Applied Regression Modeling

Consider the following data:

X	2.3	1.8	2.2	1.2	1.6	2.6	1.4	1.1	1.2	1.6
Y	1.7	1.6	2.6	0.9	1.8	3.1	1.4	1.0	1.1	1.4

Use statistical software to fit a simple linear regression model with response variable, Y, and predictor variable, X (call this model 1). Then fit another simple linear regression model with response variable, log_e(Y), and predictor variable, log_e(X) (call this model 2). Use the fitted models to answer the following questions.

Model 2 with response variable, log_e(Y), and predictor variable, log_e(X), provides a more useful description of the association between Y and X than that of model 1 with response variable, Y, and predictor variable, X, because:

True or False?
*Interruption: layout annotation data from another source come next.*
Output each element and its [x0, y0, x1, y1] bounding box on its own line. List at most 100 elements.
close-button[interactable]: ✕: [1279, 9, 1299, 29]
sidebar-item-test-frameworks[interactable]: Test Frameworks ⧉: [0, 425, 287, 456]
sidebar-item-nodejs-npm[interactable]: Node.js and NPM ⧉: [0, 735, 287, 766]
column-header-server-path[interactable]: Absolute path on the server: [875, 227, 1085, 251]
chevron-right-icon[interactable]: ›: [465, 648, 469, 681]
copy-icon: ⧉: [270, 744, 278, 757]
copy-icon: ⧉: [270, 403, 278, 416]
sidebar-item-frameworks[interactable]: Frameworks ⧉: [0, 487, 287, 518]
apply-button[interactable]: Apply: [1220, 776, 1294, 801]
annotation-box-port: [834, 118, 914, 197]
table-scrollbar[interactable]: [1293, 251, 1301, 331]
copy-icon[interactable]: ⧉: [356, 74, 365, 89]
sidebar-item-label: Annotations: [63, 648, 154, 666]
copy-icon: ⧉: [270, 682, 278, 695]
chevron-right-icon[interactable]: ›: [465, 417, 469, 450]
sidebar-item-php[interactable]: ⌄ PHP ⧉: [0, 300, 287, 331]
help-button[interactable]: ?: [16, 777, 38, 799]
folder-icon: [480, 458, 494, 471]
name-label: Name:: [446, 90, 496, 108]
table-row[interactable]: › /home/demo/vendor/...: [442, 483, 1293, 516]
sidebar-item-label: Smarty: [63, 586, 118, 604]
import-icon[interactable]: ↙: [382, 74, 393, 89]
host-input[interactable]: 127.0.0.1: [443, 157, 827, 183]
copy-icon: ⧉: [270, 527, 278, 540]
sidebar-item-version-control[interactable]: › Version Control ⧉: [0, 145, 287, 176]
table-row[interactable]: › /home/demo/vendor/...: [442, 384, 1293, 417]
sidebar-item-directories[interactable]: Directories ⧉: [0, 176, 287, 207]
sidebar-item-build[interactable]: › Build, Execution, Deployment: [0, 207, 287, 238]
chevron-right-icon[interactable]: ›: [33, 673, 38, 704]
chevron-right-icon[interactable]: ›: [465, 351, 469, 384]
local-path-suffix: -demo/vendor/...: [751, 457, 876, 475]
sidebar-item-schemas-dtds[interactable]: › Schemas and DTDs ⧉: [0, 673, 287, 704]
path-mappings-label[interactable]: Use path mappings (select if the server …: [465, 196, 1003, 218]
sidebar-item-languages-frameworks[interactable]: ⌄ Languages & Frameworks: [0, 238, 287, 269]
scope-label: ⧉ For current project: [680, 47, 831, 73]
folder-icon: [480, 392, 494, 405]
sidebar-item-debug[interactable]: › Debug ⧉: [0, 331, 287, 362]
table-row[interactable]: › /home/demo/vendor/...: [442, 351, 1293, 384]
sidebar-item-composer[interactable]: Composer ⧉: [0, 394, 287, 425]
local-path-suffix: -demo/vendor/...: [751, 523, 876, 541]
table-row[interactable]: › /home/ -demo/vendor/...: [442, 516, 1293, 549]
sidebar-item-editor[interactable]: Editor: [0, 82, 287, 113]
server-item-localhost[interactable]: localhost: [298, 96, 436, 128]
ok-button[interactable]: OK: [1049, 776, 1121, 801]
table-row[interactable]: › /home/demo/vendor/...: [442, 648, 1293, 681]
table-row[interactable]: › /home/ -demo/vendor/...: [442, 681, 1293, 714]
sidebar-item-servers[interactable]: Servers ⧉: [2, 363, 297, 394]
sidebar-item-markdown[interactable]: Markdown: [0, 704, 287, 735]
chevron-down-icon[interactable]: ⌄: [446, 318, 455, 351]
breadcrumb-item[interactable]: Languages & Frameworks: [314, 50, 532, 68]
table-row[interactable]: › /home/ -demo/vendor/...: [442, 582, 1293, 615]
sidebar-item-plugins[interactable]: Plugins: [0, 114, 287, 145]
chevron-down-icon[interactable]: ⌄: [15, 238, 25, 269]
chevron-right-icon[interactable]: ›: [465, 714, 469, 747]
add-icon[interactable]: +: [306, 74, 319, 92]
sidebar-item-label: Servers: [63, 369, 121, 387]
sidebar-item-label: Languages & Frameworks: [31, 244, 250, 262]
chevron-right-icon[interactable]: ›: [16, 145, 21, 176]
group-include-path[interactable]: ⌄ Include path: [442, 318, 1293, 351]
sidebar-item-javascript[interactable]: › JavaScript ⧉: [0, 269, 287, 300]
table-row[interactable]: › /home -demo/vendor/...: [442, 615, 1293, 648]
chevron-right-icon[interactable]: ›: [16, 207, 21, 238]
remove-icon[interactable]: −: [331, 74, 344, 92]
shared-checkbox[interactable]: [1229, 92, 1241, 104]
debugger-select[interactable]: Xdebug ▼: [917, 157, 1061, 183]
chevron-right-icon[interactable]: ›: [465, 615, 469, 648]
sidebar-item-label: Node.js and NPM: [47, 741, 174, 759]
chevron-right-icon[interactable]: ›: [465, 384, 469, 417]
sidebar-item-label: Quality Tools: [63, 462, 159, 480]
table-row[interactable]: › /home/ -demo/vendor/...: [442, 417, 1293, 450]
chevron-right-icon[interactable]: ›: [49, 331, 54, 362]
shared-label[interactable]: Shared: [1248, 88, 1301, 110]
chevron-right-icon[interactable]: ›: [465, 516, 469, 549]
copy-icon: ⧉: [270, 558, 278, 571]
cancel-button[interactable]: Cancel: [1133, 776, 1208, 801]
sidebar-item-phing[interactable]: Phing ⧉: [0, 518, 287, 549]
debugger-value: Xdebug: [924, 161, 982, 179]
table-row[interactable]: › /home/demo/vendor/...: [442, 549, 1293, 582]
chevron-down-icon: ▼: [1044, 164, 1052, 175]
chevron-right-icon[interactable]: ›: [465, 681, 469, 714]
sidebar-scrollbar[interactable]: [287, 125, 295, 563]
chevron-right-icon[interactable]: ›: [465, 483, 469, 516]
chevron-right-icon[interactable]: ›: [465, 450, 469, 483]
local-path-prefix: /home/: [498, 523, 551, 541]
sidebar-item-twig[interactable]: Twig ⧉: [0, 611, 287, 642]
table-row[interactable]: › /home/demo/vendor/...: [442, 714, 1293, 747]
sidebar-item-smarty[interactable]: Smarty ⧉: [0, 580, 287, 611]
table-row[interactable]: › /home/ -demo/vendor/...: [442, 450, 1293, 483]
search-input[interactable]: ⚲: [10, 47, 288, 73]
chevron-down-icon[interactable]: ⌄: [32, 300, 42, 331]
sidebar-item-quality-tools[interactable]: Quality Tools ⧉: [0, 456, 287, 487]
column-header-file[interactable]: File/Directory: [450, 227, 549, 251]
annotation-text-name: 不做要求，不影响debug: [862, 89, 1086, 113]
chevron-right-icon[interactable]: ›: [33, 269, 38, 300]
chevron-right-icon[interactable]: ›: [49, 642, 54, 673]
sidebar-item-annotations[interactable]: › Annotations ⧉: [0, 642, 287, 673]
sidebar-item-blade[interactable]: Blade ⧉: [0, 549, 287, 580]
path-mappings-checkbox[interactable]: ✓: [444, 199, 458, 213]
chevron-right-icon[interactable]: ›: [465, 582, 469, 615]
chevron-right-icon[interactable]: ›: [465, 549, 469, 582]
Comparing the magnitude of the regression standard error, s, in model 2 (0.1687) with that in model 1 (0.3292) tells us nothing about which model provides a more useful description of the association between Y and X.

True or False? The fact that for model 2 the variation of the residuals remains constant as X increases, whereas for model 1 the variation of the residuals tends to increase as X increases, indicates that model 1 provides a more useful description of the association between Y and X than that of model 2.

True or false? The reason that model 2 is a linear regression model is because the logarithmic transformations to Y and X “cancel out.”

True or false? The natural logarithm transformation tends to "spread out" lower values and "pull in" higher values.